Il Marchese fece cuore a Geltrude, e la presentò con volto lieto alla madre e al fratello. «Ecco», disse, «la pecora smarrita, e sia questa l'ultima parola che richiami tristi memorie. Ecco» aggiunse «la consolazione della famiglia: Geltrude ha scelto ella medesima, spontaneamente quello che noi desideravamo per suo bene; e non ha più bisogno di consigli.
È risoluta, ed ha promesso...» qui Geltrude alzò gli occhi tra lo spavento e la preghiera al Padre, come per supplicarlo di sostare un momento, ma egli ripetè francamente: «ha promesso di prendere il velo». Le lodi e gli abbracciamenti furono senza fine, e Geltrude riceveva le une e gli altri con lagrime che furono credute di consolazione. Il Marchese Matteo si diffuse allora a magnificare le disposizioni che aveva già fatte di lunga mano per rendere lieta e splendida la sorte della sua figlia. Parlò delle distinzioni ch'essa avrebbe avute nel monastero, e del desiderio che le madri avevano di possederla, e di osservarla come la prima, la principessa donna del monastero, dal momento in cui vi avrebbe riposto il piede. La madre e il fratello applaudivano: Geltrude era come posseduta da un sogno.

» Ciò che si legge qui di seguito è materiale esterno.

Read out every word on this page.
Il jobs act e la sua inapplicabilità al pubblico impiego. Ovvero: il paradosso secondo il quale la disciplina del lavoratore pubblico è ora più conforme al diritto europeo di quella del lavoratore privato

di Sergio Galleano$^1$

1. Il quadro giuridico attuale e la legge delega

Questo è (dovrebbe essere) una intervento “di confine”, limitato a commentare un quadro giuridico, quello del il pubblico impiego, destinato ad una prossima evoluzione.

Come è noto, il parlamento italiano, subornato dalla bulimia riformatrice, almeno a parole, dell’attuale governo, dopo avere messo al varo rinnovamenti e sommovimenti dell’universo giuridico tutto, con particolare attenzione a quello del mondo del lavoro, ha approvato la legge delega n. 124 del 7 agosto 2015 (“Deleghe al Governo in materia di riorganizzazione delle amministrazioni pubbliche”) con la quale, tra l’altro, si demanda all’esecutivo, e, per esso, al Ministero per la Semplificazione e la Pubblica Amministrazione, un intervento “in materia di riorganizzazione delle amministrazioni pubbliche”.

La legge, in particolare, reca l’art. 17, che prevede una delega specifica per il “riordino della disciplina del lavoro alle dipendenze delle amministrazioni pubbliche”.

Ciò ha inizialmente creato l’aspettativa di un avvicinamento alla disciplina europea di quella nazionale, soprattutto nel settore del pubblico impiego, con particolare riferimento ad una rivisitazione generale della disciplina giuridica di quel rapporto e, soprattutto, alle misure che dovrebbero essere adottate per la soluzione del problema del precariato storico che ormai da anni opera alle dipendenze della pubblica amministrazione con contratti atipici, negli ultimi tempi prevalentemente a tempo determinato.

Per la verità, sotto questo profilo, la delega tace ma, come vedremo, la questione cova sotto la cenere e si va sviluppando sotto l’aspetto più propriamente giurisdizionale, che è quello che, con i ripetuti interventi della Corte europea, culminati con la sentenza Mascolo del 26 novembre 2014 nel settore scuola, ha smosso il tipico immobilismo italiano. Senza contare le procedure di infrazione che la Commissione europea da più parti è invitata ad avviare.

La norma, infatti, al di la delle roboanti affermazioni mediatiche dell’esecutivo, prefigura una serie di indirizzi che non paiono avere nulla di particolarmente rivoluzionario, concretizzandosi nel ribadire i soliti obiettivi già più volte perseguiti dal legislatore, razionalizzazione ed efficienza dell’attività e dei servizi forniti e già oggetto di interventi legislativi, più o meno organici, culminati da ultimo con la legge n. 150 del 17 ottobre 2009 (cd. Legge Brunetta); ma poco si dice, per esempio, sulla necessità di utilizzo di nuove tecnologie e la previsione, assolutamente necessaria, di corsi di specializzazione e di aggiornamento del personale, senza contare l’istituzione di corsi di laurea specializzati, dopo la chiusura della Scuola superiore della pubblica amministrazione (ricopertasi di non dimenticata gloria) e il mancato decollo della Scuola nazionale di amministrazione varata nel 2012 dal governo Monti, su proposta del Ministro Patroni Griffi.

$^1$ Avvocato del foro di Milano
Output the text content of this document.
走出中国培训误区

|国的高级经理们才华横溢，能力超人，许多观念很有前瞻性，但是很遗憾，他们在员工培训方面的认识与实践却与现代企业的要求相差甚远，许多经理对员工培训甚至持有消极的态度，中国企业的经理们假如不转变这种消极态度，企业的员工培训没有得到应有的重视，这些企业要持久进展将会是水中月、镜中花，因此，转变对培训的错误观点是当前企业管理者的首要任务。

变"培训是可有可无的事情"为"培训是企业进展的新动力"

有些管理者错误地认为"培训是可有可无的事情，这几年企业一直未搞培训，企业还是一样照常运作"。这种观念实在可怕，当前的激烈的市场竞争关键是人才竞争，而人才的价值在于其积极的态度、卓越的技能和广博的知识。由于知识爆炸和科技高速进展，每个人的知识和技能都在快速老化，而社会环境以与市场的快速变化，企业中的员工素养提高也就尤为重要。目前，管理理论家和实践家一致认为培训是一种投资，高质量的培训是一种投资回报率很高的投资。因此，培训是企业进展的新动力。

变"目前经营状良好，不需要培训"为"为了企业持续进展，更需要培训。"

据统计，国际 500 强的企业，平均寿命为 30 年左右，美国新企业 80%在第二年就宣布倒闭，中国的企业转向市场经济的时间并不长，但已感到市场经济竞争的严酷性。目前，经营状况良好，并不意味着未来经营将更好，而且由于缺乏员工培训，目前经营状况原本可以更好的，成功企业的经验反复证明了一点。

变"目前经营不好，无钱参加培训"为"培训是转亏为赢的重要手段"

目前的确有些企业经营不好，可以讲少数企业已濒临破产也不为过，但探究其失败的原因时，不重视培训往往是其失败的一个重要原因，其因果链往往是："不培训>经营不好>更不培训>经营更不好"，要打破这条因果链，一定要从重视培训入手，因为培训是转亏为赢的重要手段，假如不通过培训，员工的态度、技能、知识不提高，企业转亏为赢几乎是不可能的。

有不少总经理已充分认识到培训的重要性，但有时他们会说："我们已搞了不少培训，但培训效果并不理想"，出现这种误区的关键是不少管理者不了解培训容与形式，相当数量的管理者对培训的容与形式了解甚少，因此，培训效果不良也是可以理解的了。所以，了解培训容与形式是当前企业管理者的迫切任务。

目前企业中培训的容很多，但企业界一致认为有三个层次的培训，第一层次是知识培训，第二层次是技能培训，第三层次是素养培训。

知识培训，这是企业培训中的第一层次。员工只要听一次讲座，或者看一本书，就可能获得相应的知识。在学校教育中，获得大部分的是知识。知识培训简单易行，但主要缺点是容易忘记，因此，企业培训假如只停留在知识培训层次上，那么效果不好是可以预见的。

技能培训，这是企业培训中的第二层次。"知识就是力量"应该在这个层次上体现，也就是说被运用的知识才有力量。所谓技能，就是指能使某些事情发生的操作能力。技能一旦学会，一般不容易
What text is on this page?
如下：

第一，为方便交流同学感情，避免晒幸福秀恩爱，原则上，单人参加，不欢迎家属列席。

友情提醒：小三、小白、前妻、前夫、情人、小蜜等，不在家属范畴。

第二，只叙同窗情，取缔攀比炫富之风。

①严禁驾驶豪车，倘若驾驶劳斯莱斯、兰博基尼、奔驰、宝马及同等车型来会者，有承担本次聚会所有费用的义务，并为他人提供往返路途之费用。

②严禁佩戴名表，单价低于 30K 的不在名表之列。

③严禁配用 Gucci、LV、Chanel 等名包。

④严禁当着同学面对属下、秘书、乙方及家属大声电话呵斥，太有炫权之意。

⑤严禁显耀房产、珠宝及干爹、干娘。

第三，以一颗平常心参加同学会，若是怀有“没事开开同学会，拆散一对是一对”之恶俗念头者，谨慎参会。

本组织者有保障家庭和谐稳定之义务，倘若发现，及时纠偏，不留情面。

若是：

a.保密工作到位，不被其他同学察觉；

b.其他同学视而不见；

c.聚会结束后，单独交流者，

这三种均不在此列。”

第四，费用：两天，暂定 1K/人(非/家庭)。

«Oh!» s'interruppe il Marchese; «noi stiamo qui facendo chiacchere, e si dimentica il principale: bisogna fare una domanda in forma al Vicario delle monache, altrimenti non si conclude nulla». Detto questo fece chiamare tosto il Segretario. Questi giunse ritto ritto, intirizzato quanto poteva comportare la fretta di obbedire al Signor Marchese; il quale tosto gli diede ordine di stendere la supplica.